Les paradis fiscaux : Sans foi ni loi
Pendant que les gouvernements font la chasse au travail au noir, plus de 7 000 milliards de dollars sont engloutis dans les paradis fiscaux de la planète, échappant ainsi à tout contrôle. Et c’est nous qui payons la note…
Nicolas Bérubé
Est-il normal que la moitié des succursales étrangères des banques canadiennes soient situées dans les Antilles? Les entreprises canadiennes devraient-elles avoir le droit de brasser des affaires dans les paradis fiscaux? En pleine campagne électorale, au moment où les débats devraient enflammer les passions des candidats électoraux d’un océan à l’autre, ces questions ne sont pas à l’ordre du jour.
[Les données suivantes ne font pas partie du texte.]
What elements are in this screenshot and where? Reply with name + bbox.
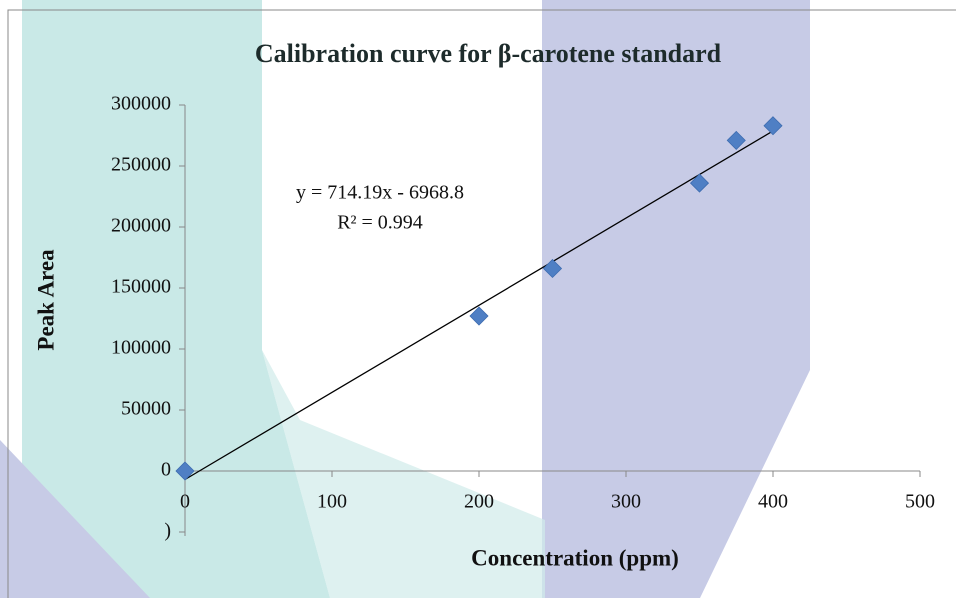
y-tick-label: 150000 [111,276,171,298]
x-tick-label: 300 [611,491,641,513]
y-axis-title: Peak Area [33,249,58,351]
x-tick-label: 200 [464,491,494,513]
data-point [726,130,746,150]
data-point [469,306,489,326]
watermark [0,0,810,598]
y-tick-label: 0 [161,459,171,481]
data-point [689,173,710,193]
r-squared: R² = 0.994 [337,212,423,234]
x-tick-label: 0 [180,491,190,513]
y-tick-label: 50000 [121,398,171,420]
x-tick-label: 400 [758,491,788,513]
trendline [184,130,774,481]
data-point [175,461,195,481]
chart-title: Calibration curve for β-carotene standar… [255,39,722,68]
y-tick-label: 300000 [111,93,171,115]
y-tick-label: 100000 [111,337,171,359]
data-point [542,258,563,279]
y-tick-label: 250000 [111,154,171,176]
data-point [763,116,783,136]
y-tick-label: ) [164,520,171,542]
chart-border [7,9,956,598]
x-axis-title: Concentration (ppm) [471,545,679,570]
x-tick-label: 100 [317,491,347,513]
x-tick-label: 500 [905,491,935,513]
y-tick-label: 200000 [111,215,171,237]
equation: y = 714.19x - 6968.8 [296,182,464,204]
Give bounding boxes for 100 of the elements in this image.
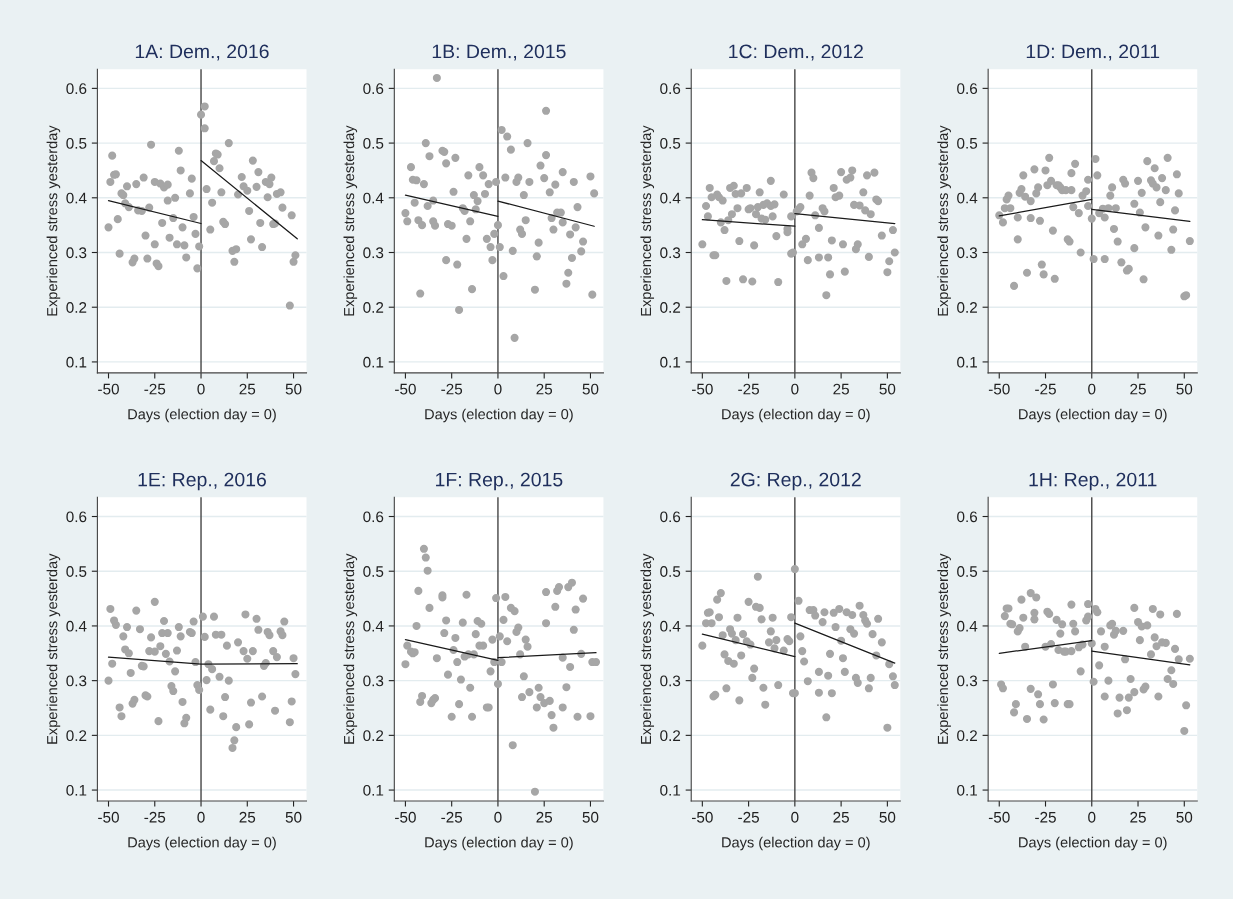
- y-tick-label: 0.4: [66, 192, 87, 204]
- y-tick-label: 0.4: [363, 192, 384, 204]
- chart-title: 1A: Dem., 2016: [135, 44, 269, 61]
- chart-title: 1B: Dem., 2015: [432, 44, 566, 61]
- y-tick-label: 0.3: [363, 675, 384, 687]
- y-axis-title: Experienced stress yesterday: [343, 125, 358, 316]
- y-tick-label: 0.4: [957, 620, 978, 632]
- y-tick-label: 0.6: [66, 511, 87, 523]
- y-tick-label: 0.4: [363, 620, 384, 632]
- x-tick-label: -25: [144, 383, 166, 395]
- y-tick-label: 0.6: [957, 83, 978, 95]
- x-axis-title: Days (election day = 0): [128, 408, 276, 423]
- y-tick-label: 0.5: [957, 137, 978, 149]
- x-tick-label: -50: [988, 811, 1010, 823]
- y-tick-label: 0.2: [363, 730, 384, 742]
- y-tick-label: 0.4: [66, 620, 87, 632]
- y-tick-label: 0.6: [363, 83, 384, 95]
- x-tick-label: 25: [1130, 383, 1146, 395]
- y-axis-title: Experienced stress yesterday: [640, 125, 655, 316]
- x-axis-title: Days (election day = 0): [722, 408, 870, 423]
- x-tick-label: -50: [395, 383, 416, 395]
- y-tick-label: 0.6: [66, 83, 87, 95]
- x-tick-label: 0: [494, 383, 502, 395]
- y-tick-label: 0.4: [660, 192, 681, 204]
- x-tick-label: 25: [833, 383, 849, 395]
- y-tick-label: 0.1: [660, 356, 681, 368]
- y-tick-label: 0.1: [363, 356, 384, 368]
- y-tick-label: 0.3: [957, 247, 978, 259]
- y-tick-label: 0.3: [66, 675, 87, 687]
- chart-title: 1E: Rep., 2016: [138, 472, 266, 491]
- x-tick-label: 0: [1088, 811, 1096, 823]
- x-tick-label: -50: [395, 811, 416, 823]
- y-axis-title: Experienced stress yesterday: [46, 553, 61, 744]
- y-tick-label: 0.4: [957, 192, 978, 204]
- x-tick-label: -25: [1035, 383, 1056, 395]
- y-tick-label: 0.5: [957, 566, 978, 577]
- y-axis-title: Experienced stress yesterday: [46, 125, 61, 316]
- y-tick-label: 0.5: [660, 137, 681, 149]
- x-tick-label: 25: [536, 383, 553, 395]
- x-tick-label: -25: [441, 383, 463, 395]
- y-tick-label: 0.2: [66, 302, 87, 313]
- y-tick-label: 0.3: [66, 247, 87, 259]
- x-axis-title: Days (election day = 0): [722, 836, 870, 851]
- x-axis-title: Days (election day = 0): [1019, 408, 1167, 423]
- y-tick-label: 0.1: [660, 784, 681, 796]
- y-tick-label: 0.1: [363, 784, 384, 796]
- y-axis-title: Experienced stress yesterday: [343, 553, 358, 744]
- y-tick-label: 0.6: [363, 511, 384, 523]
- y-tick-label: 0.5: [66, 566, 87, 577]
- y-axis-title: Experienced stress yesterday: [640, 553, 655, 744]
- x-tick-label: -25: [144, 811, 166, 823]
- x-tick-label: -50: [98, 811, 119, 823]
- x-tick-label: 0: [494, 811, 502, 823]
- y-tick-label: 0.2: [660, 730, 681, 742]
- y-tick-label: 0.1: [957, 784, 977, 796]
- x-tick-label: 25: [239, 811, 256, 823]
- x-tick-label: 0: [791, 811, 799, 823]
- x-tick-label: 50: [582, 383, 599, 395]
- y-tick-label: 0.4: [660, 620, 681, 632]
- x-tick-label: -25: [441, 811, 463, 823]
- x-axis-title: Days (election day = 0): [128, 836, 276, 851]
- x-tick-label: -50: [98, 383, 119, 395]
- x-tick-label: 0: [791, 383, 799, 395]
- x-axis-title: Days (election day = 0): [425, 408, 573, 423]
- y-tick-label: 0.3: [363, 247, 384, 259]
- x-tick-label: -50: [691, 811, 713, 823]
- chart-title: 2G: Rep., 2012: [730, 472, 861, 491]
- y-axis-title: Experienced stress yesterday: [937, 125, 951, 316]
- chart-title: 1H: Rep., 2011: [1029, 472, 1157, 491]
- x-tick-label: 50: [285, 383, 302, 395]
- x-tick-label: 25: [1130, 811, 1146, 823]
- y-tick-label: 0.5: [363, 566, 384, 577]
- y-tick-label: 0.1: [66, 784, 87, 796]
- x-tick-label: -50: [988, 383, 1010, 395]
- x-tick-label: -25: [1035, 811, 1056, 823]
- x-axis-title: Days (election day = 0): [425, 836, 573, 851]
- x-tick-label: 50: [879, 383, 896, 395]
- chart-title: 1C: Dem., 2012: [729, 44, 863, 61]
- x-tick-label: 50: [1176, 383, 1193, 395]
- x-tick-label: 50: [879, 811, 896, 823]
- y-tick-label: 0.2: [66, 730, 87, 742]
- x-tick-label: 0: [1088, 383, 1096, 395]
- x-tick-label: 25: [536, 811, 553, 823]
- y-tick-label: 0.1: [66, 356, 87, 368]
- x-tick-label: 50: [1176, 811, 1193, 823]
- x-tick-label: 0: [197, 811, 205, 823]
- y-tick-label: 0.2: [660, 302, 681, 313]
- y-tick-label: 0.3: [660, 247, 681, 259]
- x-tick-label: 50: [582, 811, 599, 823]
- x-tick-label: -50: [691, 383, 713, 395]
- x-tick-label: 25: [833, 811, 849, 823]
- y-tick-label: 0.5: [660, 566, 681, 577]
- x-axis-title: Days (election day = 0): [1019, 836, 1167, 851]
- x-tick-label: -25: [738, 383, 759, 395]
- y-tick-label: 0.3: [660, 675, 681, 687]
- y-tick-label: 0.3: [957, 675, 978, 687]
- y-tick-label: 0.2: [957, 730, 977, 742]
- chart-title: 1F: Rep., 2015: [436, 472, 563, 491]
- y-tick-label: 0.2: [957, 302, 977, 313]
- chart-title: 1D: Dem., 2011: [1026, 44, 1160, 61]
On préfère s’entretenir d’autre chose, de choses "qui touchent le monde"…
"Tous les partis politiques au pays nous parlent de solutions très populaires auprès de l’électorat, comme les lois antigang, explique Pierre Henrichon, cofondateur d’Attaq-Québec, une organisation qui milite pour le démantèlement des paradis fiscaux, et pour une taxation des flux financiers à l’échelle mondiale. C’est de la démagogie: ils n’iront pas dénoncer les pratiques des banques canadiennes, qui font des profits records et qui utilisent ouvertement les avantages des paradis fiscaux… D’une part, les politiciens disent vouloir faire la lutte au crime organisé, mais aussitôt qu’il s’agit d’enfreindre un tant soit peu la mobilité du capital, ils baissent les bras…"
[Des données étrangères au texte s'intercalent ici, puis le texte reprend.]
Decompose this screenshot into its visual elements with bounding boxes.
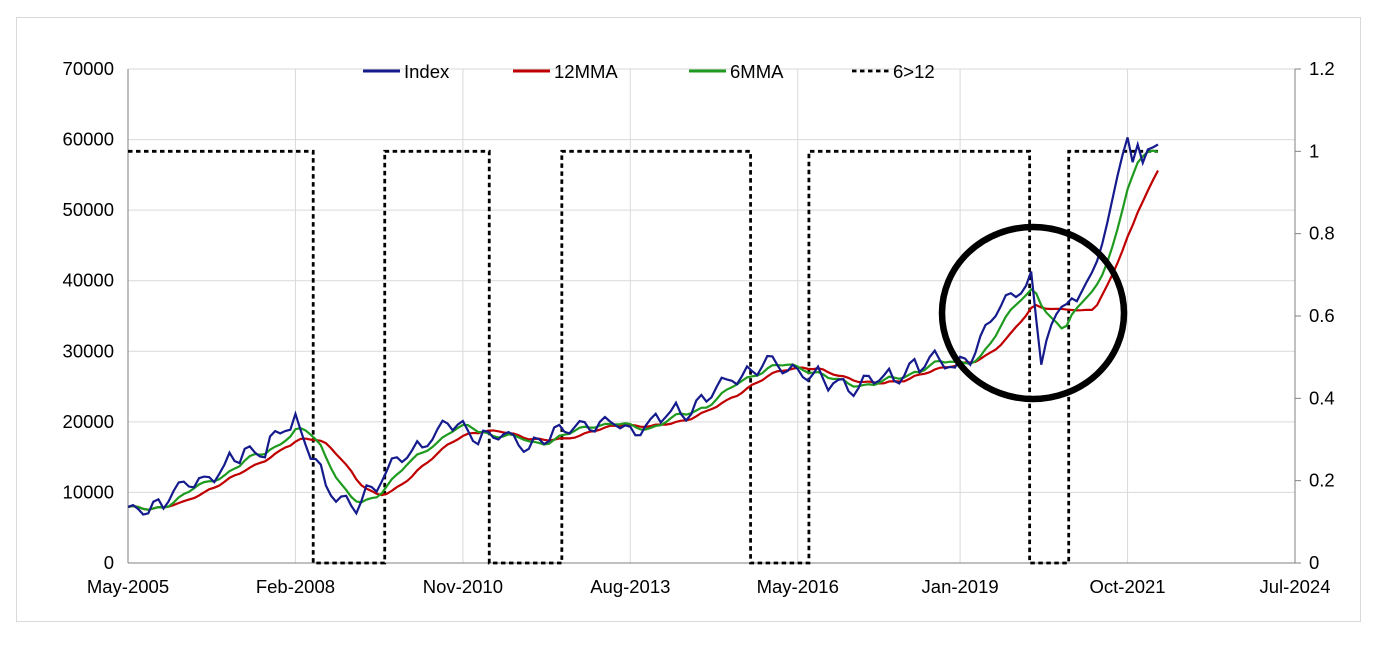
svg-text:0.2: 0.2 <box>1309 470 1335 491</box>
svg-text:70000: 70000 <box>63 58 114 79</box>
svg-text:Aug-2013: Aug-2013 <box>590 576 670 597</box>
svg-text:Nov-2010: Nov-2010 <box>423 576 503 597</box>
svg-text:20000: 20000 <box>63 411 114 432</box>
svg-text:6>12: 6>12 <box>893 61 935 82</box>
svg-text:Index: Index <box>404 61 450 82</box>
svg-text:0.4: 0.4 <box>1309 387 1335 408</box>
svg-text:May-2005: May-2005 <box>87 576 169 597</box>
svg-text:Feb-2008: Feb-2008 <box>256 576 335 597</box>
svg-text:0: 0 <box>1309 552 1319 573</box>
svg-text:1: 1 <box>1309 140 1319 161</box>
svg-text:50000: 50000 <box>63 199 114 220</box>
svg-text:6MMA: 6MMA <box>730 61 784 82</box>
svg-text:0: 0 <box>104 552 114 573</box>
svg-text:0.6: 0.6 <box>1309 305 1335 326</box>
svg-text:30000: 30000 <box>63 340 114 361</box>
svg-text:Jan-2019: Jan-2019 <box>922 576 999 597</box>
svg-text:Jul-2024: Jul-2024 <box>1260 576 1331 597</box>
svg-text:May-2016: May-2016 <box>757 576 839 597</box>
svg-text:40000: 40000 <box>63 270 114 291</box>
svg-text:0.8: 0.8 <box>1309 223 1335 244</box>
svg-text:10000: 10000 <box>63 481 114 502</box>
svg-text:60000: 60000 <box>63 129 114 150</box>
svg-text:1.2: 1.2 <box>1309 58 1335 79</box>
svg-text:Oct-2021: Oct-2021 <box>1090 576 1166 597</box>
svg-text:12MMA: 12MMA <box>554 61 618 82</box>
Pourtant, la question des paradis fiscaux n’a jamais été autant d’actualité. Avec le boum économique que nous connaissons, les paradis fiscaux – ces pays qui ne perçoivent pas d’impôts, et dont la législation permet à n’importe qui d’ouvrir un compte ou une entreprise dans l’anonymat le plus complet – ont le vent dans les voiles. On estime que les paradis fiscaux de la planète contiennent aujourd’hui plus de 7 000 milliards de dollars, un montant qui augmente de 12 % par année! Entre 1988 et 1997, le nombre de fonds d’investissements situés dans les paradis fiscaux a été multiplié par six. Et les compagnies, qui font des profits records, paient de moins en moins d’impôts: en 1998, malgré une économie florissante, les impôts payés par les entreprises américaines ont diminués de 2 % par rapport à l’année précédente… On fait moins avec plus!
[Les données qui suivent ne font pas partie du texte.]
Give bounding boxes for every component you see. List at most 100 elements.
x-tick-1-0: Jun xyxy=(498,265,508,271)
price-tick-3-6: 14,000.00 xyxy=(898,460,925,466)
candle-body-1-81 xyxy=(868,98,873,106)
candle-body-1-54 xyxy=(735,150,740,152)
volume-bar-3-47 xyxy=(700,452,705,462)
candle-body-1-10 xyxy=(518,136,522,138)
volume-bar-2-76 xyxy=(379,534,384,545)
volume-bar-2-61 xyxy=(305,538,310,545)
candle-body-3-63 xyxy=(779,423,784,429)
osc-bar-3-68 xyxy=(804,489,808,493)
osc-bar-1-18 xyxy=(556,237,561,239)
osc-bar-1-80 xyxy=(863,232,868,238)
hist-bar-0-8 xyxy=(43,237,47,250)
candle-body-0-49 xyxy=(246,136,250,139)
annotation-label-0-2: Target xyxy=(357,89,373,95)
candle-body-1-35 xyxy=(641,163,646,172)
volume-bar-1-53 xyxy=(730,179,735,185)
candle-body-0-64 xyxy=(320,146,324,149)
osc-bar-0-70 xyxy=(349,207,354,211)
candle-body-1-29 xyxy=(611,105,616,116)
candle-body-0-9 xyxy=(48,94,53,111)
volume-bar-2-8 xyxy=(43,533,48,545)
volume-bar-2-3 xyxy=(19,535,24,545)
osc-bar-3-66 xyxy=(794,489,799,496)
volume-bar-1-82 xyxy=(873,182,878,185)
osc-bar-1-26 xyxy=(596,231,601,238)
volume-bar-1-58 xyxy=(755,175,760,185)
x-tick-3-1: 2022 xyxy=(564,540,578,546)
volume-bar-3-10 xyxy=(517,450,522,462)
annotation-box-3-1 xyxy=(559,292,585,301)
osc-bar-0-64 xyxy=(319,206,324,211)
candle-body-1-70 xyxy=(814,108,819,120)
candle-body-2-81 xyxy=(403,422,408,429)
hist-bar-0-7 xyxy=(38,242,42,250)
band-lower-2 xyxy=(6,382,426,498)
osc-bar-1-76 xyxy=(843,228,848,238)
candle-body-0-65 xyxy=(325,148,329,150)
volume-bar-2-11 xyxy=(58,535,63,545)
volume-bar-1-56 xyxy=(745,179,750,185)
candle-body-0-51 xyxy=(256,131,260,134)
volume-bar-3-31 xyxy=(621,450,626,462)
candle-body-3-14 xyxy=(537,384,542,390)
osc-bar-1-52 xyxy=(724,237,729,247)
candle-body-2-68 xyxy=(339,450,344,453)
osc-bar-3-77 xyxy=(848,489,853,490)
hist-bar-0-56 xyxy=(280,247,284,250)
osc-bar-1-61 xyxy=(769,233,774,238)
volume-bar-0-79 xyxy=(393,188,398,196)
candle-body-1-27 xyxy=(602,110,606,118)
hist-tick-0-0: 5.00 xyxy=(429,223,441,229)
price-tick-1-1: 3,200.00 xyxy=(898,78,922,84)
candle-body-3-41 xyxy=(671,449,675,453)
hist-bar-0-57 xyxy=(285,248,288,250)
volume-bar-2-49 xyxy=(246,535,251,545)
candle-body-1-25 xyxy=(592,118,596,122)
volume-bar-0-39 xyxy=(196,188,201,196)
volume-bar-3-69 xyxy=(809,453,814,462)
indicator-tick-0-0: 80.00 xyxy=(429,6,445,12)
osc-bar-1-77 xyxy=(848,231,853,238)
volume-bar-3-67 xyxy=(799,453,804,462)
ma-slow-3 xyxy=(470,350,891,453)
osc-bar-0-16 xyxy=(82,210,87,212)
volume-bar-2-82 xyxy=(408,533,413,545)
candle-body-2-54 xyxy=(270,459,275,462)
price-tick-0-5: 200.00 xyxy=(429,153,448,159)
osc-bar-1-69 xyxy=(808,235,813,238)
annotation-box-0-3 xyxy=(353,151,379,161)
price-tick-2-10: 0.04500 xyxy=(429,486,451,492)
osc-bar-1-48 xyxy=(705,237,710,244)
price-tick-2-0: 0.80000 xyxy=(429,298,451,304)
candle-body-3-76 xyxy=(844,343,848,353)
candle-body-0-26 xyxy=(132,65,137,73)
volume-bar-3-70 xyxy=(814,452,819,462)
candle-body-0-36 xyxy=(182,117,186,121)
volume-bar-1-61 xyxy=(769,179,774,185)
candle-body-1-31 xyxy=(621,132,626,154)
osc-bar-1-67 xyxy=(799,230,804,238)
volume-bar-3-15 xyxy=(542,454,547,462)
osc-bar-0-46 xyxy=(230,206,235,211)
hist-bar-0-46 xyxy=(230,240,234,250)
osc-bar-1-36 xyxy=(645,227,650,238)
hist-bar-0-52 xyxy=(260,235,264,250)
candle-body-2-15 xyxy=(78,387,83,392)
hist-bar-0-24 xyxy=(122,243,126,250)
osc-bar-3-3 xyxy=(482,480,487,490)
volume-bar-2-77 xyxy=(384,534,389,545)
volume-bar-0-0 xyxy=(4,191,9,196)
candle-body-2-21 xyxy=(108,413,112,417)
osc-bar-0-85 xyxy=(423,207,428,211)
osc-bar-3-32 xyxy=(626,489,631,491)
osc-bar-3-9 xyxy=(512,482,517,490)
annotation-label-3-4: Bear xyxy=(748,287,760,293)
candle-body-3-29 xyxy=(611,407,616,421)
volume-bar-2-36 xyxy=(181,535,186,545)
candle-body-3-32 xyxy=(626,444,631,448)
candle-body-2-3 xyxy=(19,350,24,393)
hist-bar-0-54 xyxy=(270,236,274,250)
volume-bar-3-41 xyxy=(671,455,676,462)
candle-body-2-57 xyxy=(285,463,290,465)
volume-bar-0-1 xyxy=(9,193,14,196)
Sous le soleil des tropiques
En soi, envoyer de l’argent dans un paradis fiscal est parfaitement légal: ce qui est illégal, c’est de ne pas le déclarer quand on remplit son rapport d’impôt. "Et il ne faut pas se mettre la tête dans le sable: comment voulez-vous que le gouvernement sache qu’une personne a des placements dans un paradis fiscal, alors que le propre des paradis fiscaux, c’est d’assurer le secret bancaire? explique Michel Girard, chroniqueur économique à La Presse. C’est ce qui explique que plusieurs personnes aient soudainement un trou de mémoire lorsqu’elles remplissent leurs rapports d’impôts…"
"Quand les Canadiens fortunés font de l’argent avec leurs actifs situés dans les paradis fiscaux et ne paient pas un sou d’impôt là-dessus, ce sont tous les Canadiens qui paient à leur place, explique Girard. Le gouvernement se fixe des objectifs, et s’arrange pour aller chercher les sommes nécessaires dans les poches des travailleurs…"
Cacher son fric n’a jamais été aussi facile : il suffit de sauter dans Internet et de trouver une entreprise de placement située dans les Antilles. Là, tout est mis en oeuvre pour assurer le secret bancaire: personne ne peut avoir accès aux registres des banques et des entreprises. Les investisseurs n’ont qu’à mettre sur pied une International Business Company (IBC), une compagnie-écran destinée à masquer les mouvements de capitaux. Ensuite, la voie est libre… Des compagnies offrent même à leurs clients la possibilité d’avoir des cartes de guichet automatique, ce qui leur permet de faire leurs achats n’importe où dans le monde à partir d’un compte en banque situé dans un paradis fiscal!
Ainsi, les îles Caïman, un petit territoire de 35 kilomètres par 20, perdu au milieu de la mer des Caraïbes, et qui compte moins d’habitants que le Plateau-Mont-Royal constitue la cinquième place financière du monde, après New York, Londres, Tokyo et Hong Kong! On y dénombre pas moins de 585 banques, 2 200 fonds spéculatifs, et 40 000 compagnie- écrans. Au total, plus de 800 milliards de dollars y sont gérés, soit environ 23 millions par tête de pipe…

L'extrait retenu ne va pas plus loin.